İnsanlık tarihiyle başlayan savaş, insanlığın en karmaşık ve en trajik olgularından biridir. Savaş; ülkelerin ya da bir ülke içerisindeki büyük grupların arasında gerçekleşen silahlı çatışmadır.
Savaş değişik şekillerde tanımlanabilir ve ne şekilde tanımlanırsa tanımlansın şiddetin en etkili en kapsamlı ve en yoğun bir şekilde uygulandığı bir gerçektir.
Savaş hukuka aykırı bir kavramdır.
Savaş hukukunun amacı her ne kadar vahşeti en aza indirgemekse de yine de savaş, gücün en etkili şekilde uygulanmasıdır. Savaşlar genellikle dini, milli, siyasi ve ekonomik amaçlıdır ve amaç ne olursa olsun savaş bir vahşettir.
Savaş;
Anneyi, babayı, kardeşi, evladı, eşi, akrabayı, arkadaşı, komşuyu kaybetmektir.
Savaş;
Ruh ve bedenin yara almasıdır,
Bedenden bir parçanın eksilmesidir ve geri kalan ömrün eziyetle geçmesidir.
Ölümdür,
Yarım kalan hayatlardır,
Fakirliktir,
Toplumların çöküşüdür,
Bir tarihin yok oluşudur,
Göçtür. Evinden yurdundan ayrılmaktır,
Yorucu yıpratıcı bir hayatın başlamasıdır,
Yıkımdır,
Kültür ve sanat varlıklarının yok olmasıdır,
Çevre kirliliğidir,
Su kirliliğidir,
Hava kirliliğidir,
Biyoçeşitlilikte azalmadır,
Ormanların yok olmasıdır,
Doğa dengesinin bozulmasıdır.
Ve tüm bu olumsuzluklara rağmen hala savaş deniliyorsa ve uyuşmazlıklar barışçıl yöntemlerle çözülemiyor amaçlara savaşarak ulaşılıyorsa ve dini, milli, siyasi, ekonomik, velhasıl sorun her ne olursa olsun hala kaba kuvvetle, tank tüfekle, bomba ve kimyasal silahlarla çözmeye çalışılıyorsa demek ki medeniyetten yana arpa boyu yol alınmamıştır.
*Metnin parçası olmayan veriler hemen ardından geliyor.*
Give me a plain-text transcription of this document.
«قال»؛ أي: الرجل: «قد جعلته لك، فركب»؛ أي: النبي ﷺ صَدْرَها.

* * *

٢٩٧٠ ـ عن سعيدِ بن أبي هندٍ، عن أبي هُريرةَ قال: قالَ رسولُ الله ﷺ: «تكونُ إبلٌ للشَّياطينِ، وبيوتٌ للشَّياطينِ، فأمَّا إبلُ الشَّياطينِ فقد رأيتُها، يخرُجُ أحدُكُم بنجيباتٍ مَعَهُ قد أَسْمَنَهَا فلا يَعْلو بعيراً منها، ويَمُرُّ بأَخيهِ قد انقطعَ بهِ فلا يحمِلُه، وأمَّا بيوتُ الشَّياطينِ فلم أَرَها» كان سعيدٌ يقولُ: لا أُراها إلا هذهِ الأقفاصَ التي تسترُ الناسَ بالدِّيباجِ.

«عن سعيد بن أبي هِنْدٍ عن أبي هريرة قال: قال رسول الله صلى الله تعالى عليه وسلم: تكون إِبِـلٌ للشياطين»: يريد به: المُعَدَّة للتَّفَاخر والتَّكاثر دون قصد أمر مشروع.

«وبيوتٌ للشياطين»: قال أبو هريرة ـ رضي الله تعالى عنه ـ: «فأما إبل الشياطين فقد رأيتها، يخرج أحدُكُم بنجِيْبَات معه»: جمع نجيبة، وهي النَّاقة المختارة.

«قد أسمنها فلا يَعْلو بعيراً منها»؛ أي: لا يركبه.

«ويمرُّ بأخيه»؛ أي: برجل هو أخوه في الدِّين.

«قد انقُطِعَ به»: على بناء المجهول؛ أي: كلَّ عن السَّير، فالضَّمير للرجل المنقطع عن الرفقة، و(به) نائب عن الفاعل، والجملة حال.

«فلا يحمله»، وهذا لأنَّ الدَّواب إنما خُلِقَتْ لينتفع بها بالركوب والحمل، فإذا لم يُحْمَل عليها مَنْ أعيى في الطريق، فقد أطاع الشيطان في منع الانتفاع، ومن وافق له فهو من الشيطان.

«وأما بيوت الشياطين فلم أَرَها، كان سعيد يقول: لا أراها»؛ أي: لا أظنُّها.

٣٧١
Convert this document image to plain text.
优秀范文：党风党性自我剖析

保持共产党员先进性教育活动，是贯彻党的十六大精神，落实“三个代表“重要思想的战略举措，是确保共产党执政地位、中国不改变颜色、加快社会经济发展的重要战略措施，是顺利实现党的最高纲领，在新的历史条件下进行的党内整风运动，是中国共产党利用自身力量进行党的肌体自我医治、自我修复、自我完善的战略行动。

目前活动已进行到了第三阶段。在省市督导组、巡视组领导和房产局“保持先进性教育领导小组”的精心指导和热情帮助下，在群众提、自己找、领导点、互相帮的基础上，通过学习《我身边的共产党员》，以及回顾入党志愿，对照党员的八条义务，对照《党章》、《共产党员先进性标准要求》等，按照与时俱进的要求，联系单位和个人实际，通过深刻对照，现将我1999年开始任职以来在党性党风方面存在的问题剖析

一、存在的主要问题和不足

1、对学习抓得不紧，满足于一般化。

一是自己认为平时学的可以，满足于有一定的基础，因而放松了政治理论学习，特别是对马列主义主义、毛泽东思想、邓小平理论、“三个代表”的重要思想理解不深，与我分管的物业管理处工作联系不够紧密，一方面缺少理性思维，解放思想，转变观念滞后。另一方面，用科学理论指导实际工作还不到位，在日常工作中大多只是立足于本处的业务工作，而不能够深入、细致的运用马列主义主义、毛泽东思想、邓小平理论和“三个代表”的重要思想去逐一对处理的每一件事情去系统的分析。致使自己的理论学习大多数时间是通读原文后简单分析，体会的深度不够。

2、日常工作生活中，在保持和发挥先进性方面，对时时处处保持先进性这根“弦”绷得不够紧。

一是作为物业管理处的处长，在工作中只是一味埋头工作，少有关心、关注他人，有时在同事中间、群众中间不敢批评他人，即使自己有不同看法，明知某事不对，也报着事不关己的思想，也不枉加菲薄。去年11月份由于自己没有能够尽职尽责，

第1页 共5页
Varsa bir haksızlık, haksızlığın demokratik yollarla dile getirilmesi, çözümün savaşla değil medeni yollarla sağlanması en makul olanıdır.
Bir ütopya olsa dahi savaşsız bir dünya umut ediyorum. Tüm sorunların medeni bir üslupla çözülmesi dileğiyle dünyada barışın hep olduğu günlere.